@kirakira I would recommend:
https://github.com/karpathy/nanoGPT
(That is, an old project that is "left up for posterity" after switching it to a chat interface)
@kirakira What you're looking for is a "foundation model". Look for them in HuggingFace and use them with llama.cpp. If you want to train from scratch, I think llama.cpp has training scripts.
I unfortunately had a local LLM experimentation stint in early 2023. As much as I hate the fact that I somehow ever thought these things had any merit to them, I do appreciate that the technical understanding I acquired makes it very easy to smell the bullshit.
@kirakira Here you go Kira, here's the Llama 2 foundation model, 7 billion parameter version, quantized for running on local hardware.
This is an early quantization, from back when TheBloke was the main person doing the quants, so they aren't as high quality as modern quants but honestly it doesn't make a damn difference.

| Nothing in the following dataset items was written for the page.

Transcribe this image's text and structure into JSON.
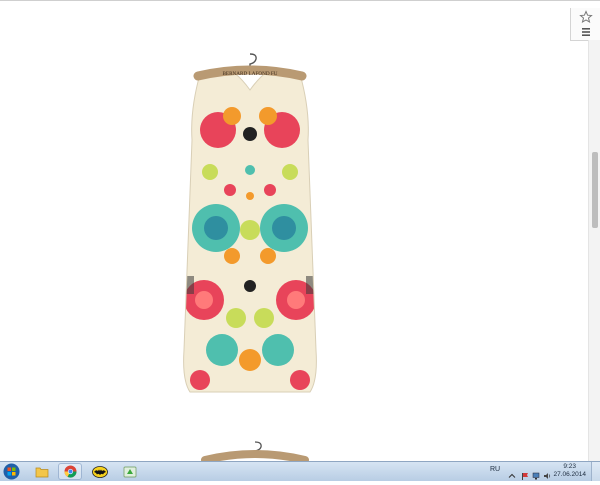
{
  "browser": {
    "toolbar": {
      "bookmark_star_icon": "star-icon",
      "menu_icon": "hamburger-menu-icon"
    }
  },
  "page": {
    "product_image": {
      "label_text": "BERNARD LAFOND FU",
      "colors": {
        "base": "#f4ecd6",
        "rose": "#e8445a",
        "teal": "#4fbfae",
        "orange": "#f39a2c",
        "lime": "#c8dc5a"
      }
    }
  },
  "taskbar": {
    "items": [
      {
        "name": "windows-explorer",
        "icon": "folder-icon"
      },
      {
        "name": "google-chrome",
        "icon": "chrome-icon",
        "active": true
      },
      {
        "name": "batman-app",
        "icon": "bat-logo-icon"
      },
      {
        "name": "green-app",
        "icon": "green-arrow-icon"
      }
    ],
    "tray": {
      "language": "RU",
      "time": "9:23",
      "date": "27.06.2014"
    }
  }
}
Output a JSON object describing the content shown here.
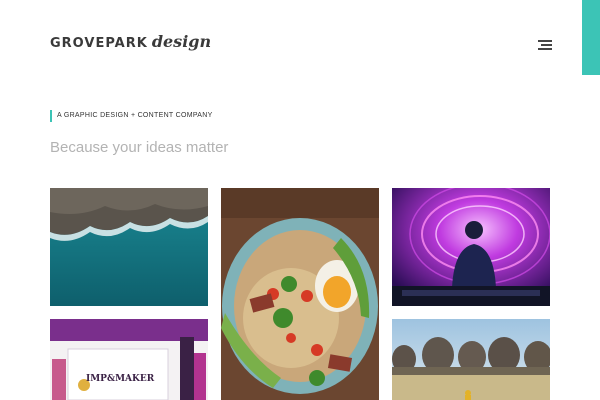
{
  "header": {
    "logo_main": "GROVEPARK",
    "logo_script": "design",
    "menu_icon": "hamburger-menu-icon"
  },
  "intro": {
    "tagline": "A GRAPHIC DESIGN + CONTENT COMPANY",
    "headline": "Because your ideas matter"
  },
  "portfolio": {
    "tiles": [
      {
        "subject": "aerial-coastline-photo"
      },
      {
        "subject": "ramen-bowl-photo"
      },
      {
        "subject": "dj-neon-lights-photo"
      },
      {
        "subject": "branded-packaging-photo",
        "brand_text": "IMP&MAKER"
      },
      {
        "subject": "field-with-trees-photo"
      }
    ]
  },
  "colors": {
    "accent": "#3cc4b6",
    "headline": "#b3b3b3",
    "text": "#333333"
  }
}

@kirakira You can use this with llama.cpp. Get the 4-bit version (Q4_K_M or Q4_K_S, not Q4_0!) and plop it in.
Take some time to note that by the time Llama 2 dropped, TheBloke was already being sponsored by a16z. Nobody in our anti-AI circles ever talks about this, but the local LLM/GenAI movement is just as funded and boosted by fascists as the OpenAI/Anthropic side of things.
It's shit and dirt all the way up, but it's shit and dirt all the way down too.